Ce jeudi, le secrétaire général de l’UGTA a abordé la question de la grève, considérant que son organisation syndicale est experte en la matière mais favorise le dialogue.
«Quand nous, nous faisions des grèves, les gens dormaient, ils n’étaient pas encore nés. Nous, nous avons un doctorat dans les mouvements de grève depuis longtemps, mais aujourd’hui nous avons un doctorat dans la concertation et la communication.»
Tout en affirmant que là est la clé de la paix et de l’épanouissement et de la stabilité sociale et économique, Sidi Saïd se dit convaincu qu’à travers un débat mené avec sagesse, on trouve des facilités à solutionner les problèmes. Et de dire «l’anarchie n’apporte rien, à la fin de la grève qu’as-tu apporté pour les travailleurs ?».
Venu présider une réunion des membres du secrétariat national et des secrétaires généraux des unions de wilayas de son organisation, en présence du ministre des Travaux publics et des Transports, Boudjemaâ Talaï, en qualité de représentant du Premier ministre, ce jeudi le SG de l’UGTA a tenu à rappeler deux décisions historiques prises par le président de la République.
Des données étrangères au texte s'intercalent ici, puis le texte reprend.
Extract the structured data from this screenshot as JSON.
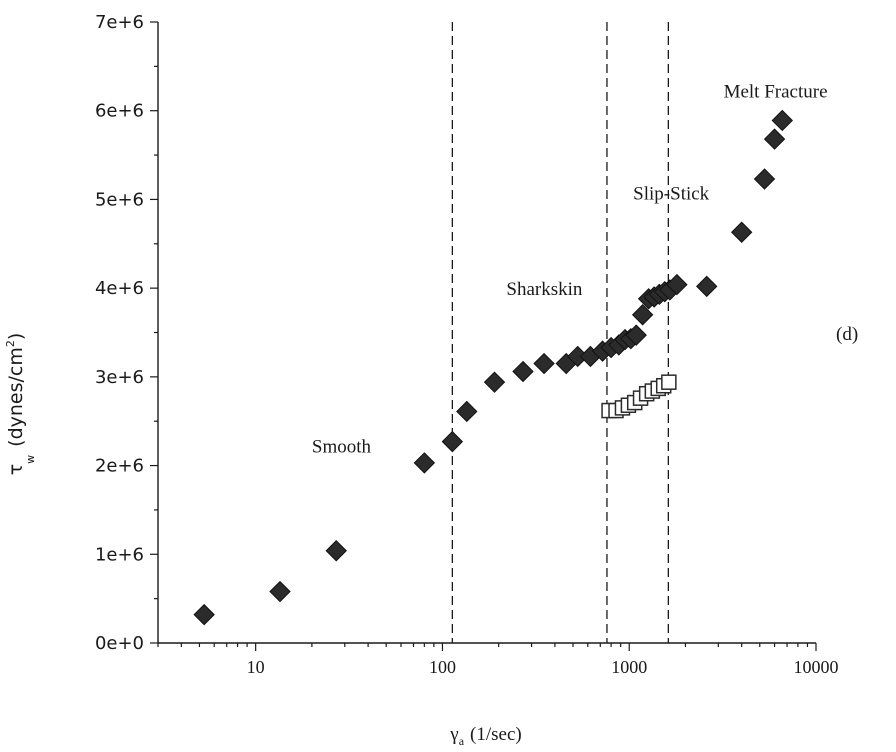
{
  "chart_data": {
    "type": "scatter",
    "x_scale": "log",
    "xlim": [
      3,
      10000
    ],
    "ylim": [
      0,
      7000000
    ],
    "xticks": [
      {
        "value": 10,
        "label": "10"
      },
      {
        "value": 100,
        "label": "100"
      },
      {
        "value": 1000,
        "label": "1000"
      },
      {
        "value": 10000,
        "label": "10000"
      }
    ],
    "yticks": [
      {
        "value": 0,
        "label": "0e+0"
      },
      {
        "value": 1000000,
        "label": "1e+6"
      },
      {
        "value": 2000000,
        "label": "2e+6"
      },
      {
        "value": 3000000,
        "label": "3e+6"
      },
      {
        "value": 4000000,
        "label": "4e+6"
      },
      {
        "value": 5000000,
        "label": "5e+6"
      },
      {
        "value": 6000000,
        "label": "6e+6"
      },
      {
        "value": 7000000,
        "label": "7e+6"
      }
    ],
    "xlabel": {
      "symbol": "γ",
      "subscript": "a",
      "unit": "(1/sec)"
    },
    "ylabel": {
      "symbol": "τ",
      "subscript": "w",
      "unit": "(dynes/cm",
      "superscript": "2",
      "close": ")"
    },
    "panel_label": "(d)",
    "grid": false,
    "vlines": [
      113,
      760,
      1620
    ],
    "annotations": [
      {
        "text": "Smooth",
        "x": 20,
        "y": 2150000
      },
      {
        "text": "Sharkskin",
        "x": 220,
        "y": 3920000
      },
      {
        "text": "Slip-Stick",
        "x": 1050,
        "y": 5000000
      },
      {
        "text": "Melt Fracture",
        "x": 3200,
        "y": 6150000
      }
    ],
    "series": [
      {
        "marker": "filled-diamond",
        "color": "#2b2b2b",
        "points": [
          [
            5.3,
            320000
          ],
          [
            13.5,
            580000
          ],
          [
            27,
            1040000
          ],
          [
            80,
            2030000
          ],
          [
            113,
            2270000
          ],
          [
            135,
            2610000
          ],
          [
            190,
            2940000
          ],
          [
            270,
            3060000
          ],
          [
            350,
            3150000
          ],
          [
            460,
            3150000
          ],
          [
            530,
            3230000
          ],
          [
            620,
            3230000
          ],
          [
            720,
            3290000
          ],
          [
            800,
            3330000
          ],
          [
            880,
            3360000
          ],
          [
            950,
            3420000
          ],
          [
            1020,
            3430000
          ],
          [
            1090,
            3470000
          ],
          [
            1180,
            3700000
          ],
          [
            1270,
            3880000
          ],
          [
            1360,
            3900000
          ],
          [
            1450,
            3930000
          ],
          [
            1550,
            3960000
          ],
          [
            1650,
            3980000
          ],
          [
            1800,
            4040000
          ],
          [
            2600,
            4020000
          ],
          [
            4000,
            4630000
          ],
          [
            5300,
            5230000
          ],
          [
            6000,
            5680000
          ],
          [
            6600,
            5890000
          ]
        ]
      },
      {
        "marker": "open-square",
        "color": "#2b2b2b",
        "points": [
          [
            780,
            2620000
          ],
          [
            850,
            2620000
          ],
          [
            920,
            2650000
          ],
          [
            990,
            2680000
          ],
          [
            1070,
            2710000
          ],
          [
            1150,
            2760000
          ],
          [
            1240,
            2810000
          ],
          [
            1330,
            2840000
          ],
          [
            1430,
            2870000
          ],
          [
            1530,
            2900000
          ],
          [
            1630,
            2940000
          ]
        ]
      }
    ]
  }
}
La réconciliation nationale et le paiement par anticipation de la dette algérienne.
Cette dernière décision prise par le président de la République a permis, dira Sidi Saïd, d’éviter le licenciement de milliers de travailleurs. «Cette intelligence de décisions importantes permet aujourd’hui de traverser une étape difficile en toute sérénité. Et je considère que notre mobilisation aujourd’hui a un rôle important ; créer la confusion, verser dans l’insulte, c’est facile.»
Pour le SG de l’UGTA, l’authenticité des convictions protège tout un chacun, «lorsqu’on participe en tant qu’acteur pour construire le pays, quelles que soient nos divergences, gardons en considération la stabilité du pays. Personne n’a le droit de casser cette stabilité et cette paix, c’est une ligne rouge pour nous tous parce qu’en cas de déstabilisation on paiera tous».
A. B.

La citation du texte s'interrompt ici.